- Catholic University–SML Biopharm prove efficacy of Korea’s first personalized mRNA cancer vaccine for colorectal cancer  

- Research results published in *Advanced Science (IF=14.3)*  

Figure Description: Colorectal cancer was implanted into mice, and genes of the engrafted cancer-bearing mice were compared with those of normal mice to derive cancer-specific neoantigens (Neoantigen Selection). After analyzing the characteristics of the derived neoantigens (Epitope Evaluation), the team engineered them to be expressed through a proprietary mRNA platform (mRNA Cancer Vaccine Manufacturing), and confirmed anticancer efficacy in mice (Cancer Vaccine Assessment).  

Neoantigen: A unique protein fragment that appears only in cancer cells and serves as an immune “signpost” enabling immune cells to recognize and attack the cancer.  

A research team led by Professor Jae-Hwan Nam of the Department of Biomedical Sciences at the Catholic University of Korea, in collaboration with biotech company SML Biopharm, has successfully developed Korea’s first personalized mRNA cancer vaccine (PCV) and demonstrated strong anticancer efficacy in animal models. The results were published online in July 2025 in the internationally renowned journal *Advanced Science*.  

Globally, there is increasing interest in personalized cancer vaccines for cancer prevention and treatment. Since the COVID-19 pandemic, the safety and rapid manufacturing capabilities of mRNA vaccine technology have been validated, accelerating the development of “tailor-made therapeutic vaccines” designed according to each cancer patient’s tumor profile. BioNTech and Moderna are leading examples, conducting clinical trials in melanoma, lung cancer, and others, with some vaccines already showing significant results as adjuvant therapies to prevent post-surgical recurrence.  

Against this backdrop, Professor Nam’s team pioneered the development of a therapeutic vaccine in Korea based on individual cancer genomic information using an mRNA platform. In a colorectal cancer mouse model, next-generation sequencing (NGS) was used to identify neoantigens unique to cancer cells. These neoantigens were encoded into an mRNA vaccine, encapsulated in lipid nanoparticles (LNP), and injected. Results showed activation of tumor-specific immune cells (CD8+ T cells and CD4+ T cells), suppression of tumor growth, prevention of post-surgical recurrence, and the establishment of long-term immune memory.  
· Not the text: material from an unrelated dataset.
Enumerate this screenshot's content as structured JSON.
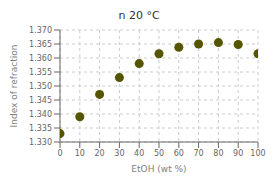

A particularly notable finding was that neoantigens processed through the MHC-II pathway elicited a stronger anticancer immune response than those through the traditionally studied MHC-I pathway. Moreover, simultaneous administration of neoantigens from both pathways produced a synergistic effect, further enhancing anticancer efficacy. The team also confirmed that combining the vaccine with immune checkpoint inhibitors (such as PD-1 and Tim-3) significantly boosted effectiveness. Additional experiments demonstrated reduced recurrence rates following surgery and validated preventive potential as a prophylactic cancer vaccine in animal models.  

The study was supported by projects from the Ministry of Food and Drug Safety: “Development of Toxicity Evaluation Technology for mRNA Vaccines” and “Establishment of Safety Evaluation Platforms for mRNA-based Neoantigen Cancer Vaccines and International Collaboration.” Doctoral student Sung-Je Cho (Catholic University) served as first author, with Professors Hyun-Ho Yoon and Woo-Ri Kwak (Catholic University), Kwon-Il Kim (Kyung Hee University), Ki-Tae Kim (Seoul National University), Jun Jang (Ewha Womans University), and researchers at SML Biopharm as co-investigators.  

Professor Nam stated: “This research marks Korea’s first case of directly producing and verifying the anticancer efficacy of an mRNA-based personalized cancer vaccine. The fact that the vaccine can induce immune cells to directly attack cancer cells while preserving long-term memory provides an important clue for preventing cancer recurrence and managing chronic cancers.”